Look what came in the mail! Centipede Press's boxed hardcover set of Philip K. Dick's first three novels, The Cosmic Puppets, Dr. Futurity, and Vulcan's Hammer.
By now, you're not surprised to learn that I wrote introductions to all three volumes. In fact, I wrote three different introductions, each one dealing with a different aspect of Dick's life and career. Alas, I have to inform you that by the time the books reached me, they had all sold out.
I don't think anybody here is particularly surprised about that. But if you can't buy these particular books, you can always go to their website and lust after their other creations. Centipede makes beautiful books.
To find them, click here.
Here’s the opening of the introduction to Dr. Futurity, in which I make the most outrageous statement possible about Philip K. Dick—that he was sane.
Exactly who—and what—was Philip K. Dick?
If there is one thing that all the world knows about him, it’s that he was as loopy as a box of eels. But, like so much that all the world knows, this is a myth.
I have talked with editors who worked closely with him and they tell me that Phil Dick was unfailingly professional in his dealings with them. Testimony of his friends presents him as a man who could be by turns charming or maddeningly difficult but was by no means insane. He did, in the Sixties, demonstrate erratic behavior and signs of paranoia. But that was at a time when he was taking full advantage of the many drugs, amphetamines emphatically included, available to a respectable citizen with a cooperative doctor. Stimulant psychosis is a serious matter. But it is not the same as madness.
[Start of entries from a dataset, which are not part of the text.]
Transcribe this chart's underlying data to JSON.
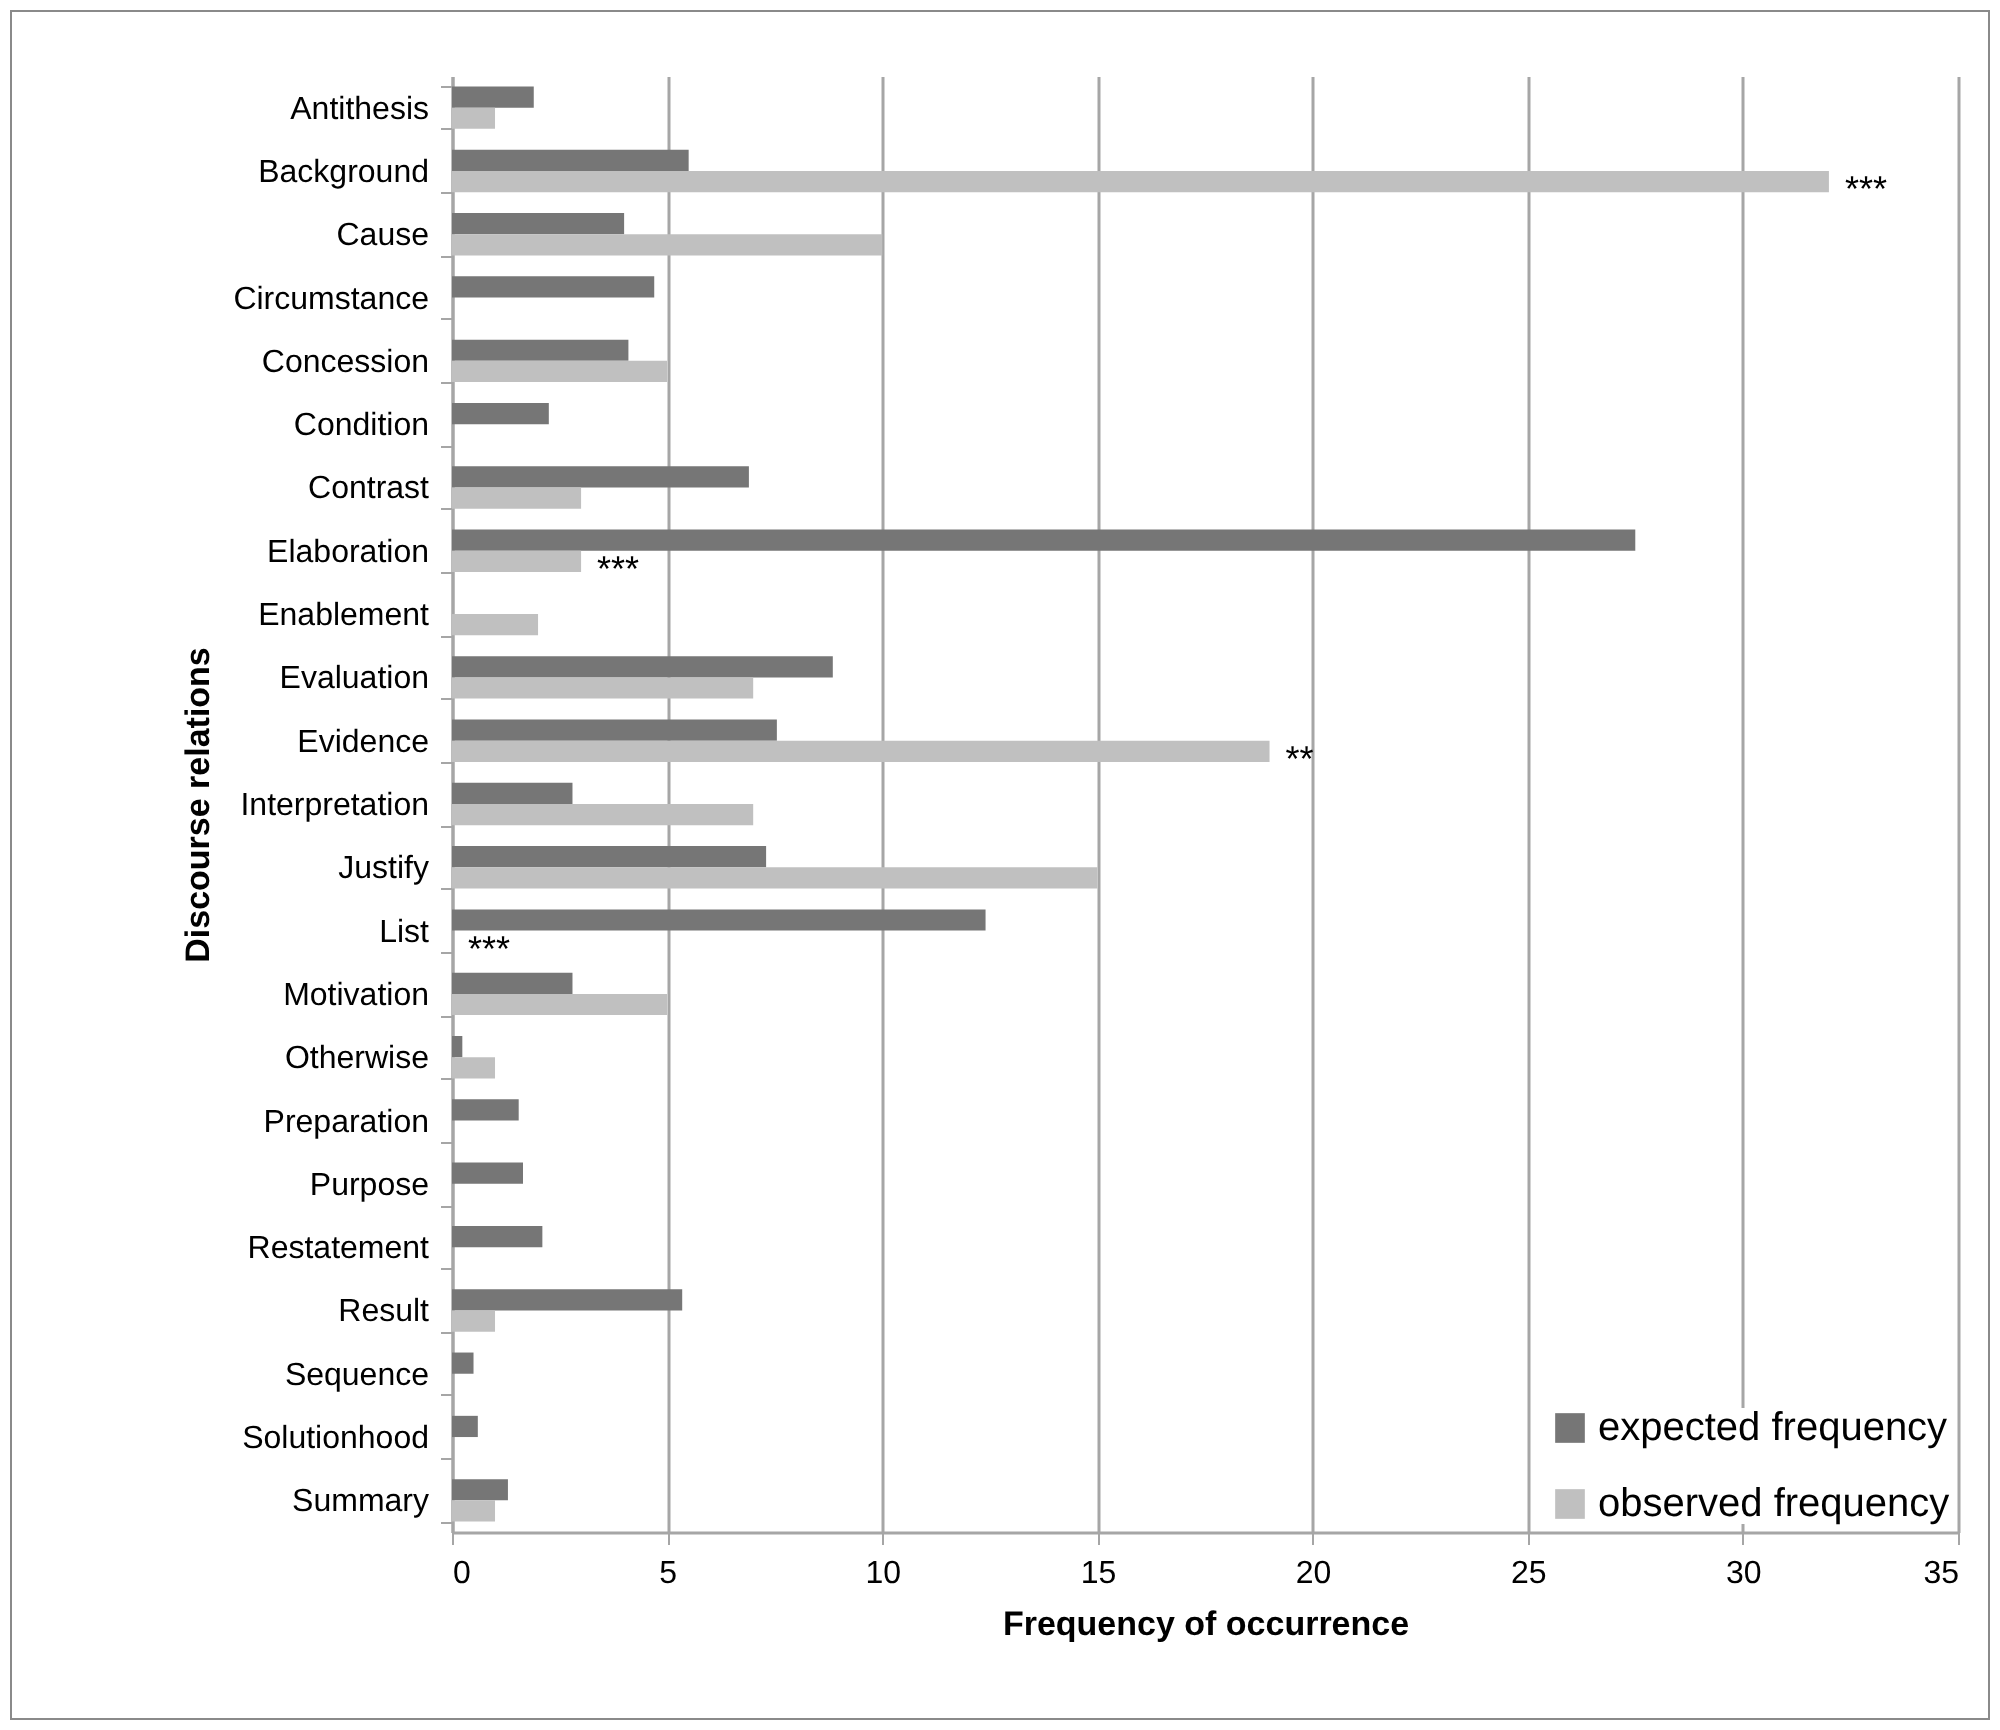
{
  "chart_data": {
    "type": "bar",
    "orientation": "horizontal",
    "xlabel": "Frequency of occurrence",
    "ylabel": "Discourse relations",
    "categories": [
      "Antithesis",
      "Background",
      "Cause",
      "Circumstance",
      "Concession",
      "Condition",
      "Contrast",
      "Elaboration",
      "Enablement",
      "Evaluation",
      "Evidence",
      "Interpretation",
      "Justify",
      "List",
      "Motivation",
      "Otherwise",
      "Preparation",
      "Purpose",
      "Restatement",
      "Result",
      "Sequence",
      "Solutionhood",
      "Summary"
    ],
    "series": [
      {
        "name": "expected frequency",
        "color": "#767676",
        "values": [
          1.9,
          5.5,
          4.0,
          4.7,
          4.1,
          2.25,
          6.9,
          27.5,
          null,
          8.85,
          7.55,
          2.8,
          7.3,
          12.4,
          2.8,
          0.24,
          1.55,
          1.65,
          2.1,
          5.35,
          0.5,
          0.6,
          1.3
        ]
      },
      {
        "name": "observed frequency",
        "color": "#c0c0c0",
        "values": [
          1,
          32,
          10,
          null,
          5,
          null,
          3,
          3,
          2,
          7,
          19,
          7,
          15,
          null,
          5,
          1,
          null,
          null,
          null,
          1,
          null,
          null,
          1
        ]
      }
    ],
    "xlim": [
      0,
      35
    ],
    "xticks": [
      0,
      5,
      10,
      15,
      20,
      25,
      30,
      35
    ],
    "grid": "x",
    "legend": "bottom right",
    "annotations": [
      {
        "text": "***",
        "x": 32,
        "y": "Background"
      },
      {
        "text": "***",
        "x": 3,
        "y": "Elaboration"
      },
      {
        "text": "**",
        "x": 19,
        "y": "Evidence"
      },
      {
        "text": "***",
        "x": 0,
        "y": "List"
      }
    ]
  }
}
The only authoritative evidence we have of Dick’s mental instability comes from PKD himself, and a comparison of conflicting statements from his many interviews reveals that he was, at the very least, an unreliable source of autobiographical facts.
That said, he was by no means an ordinary guy.
It was, I have to admit, lots of fun watching PKD move from short fiction to novels, learning and growing with each new volume. He was, as somebody once said, by no means an ordinary guy.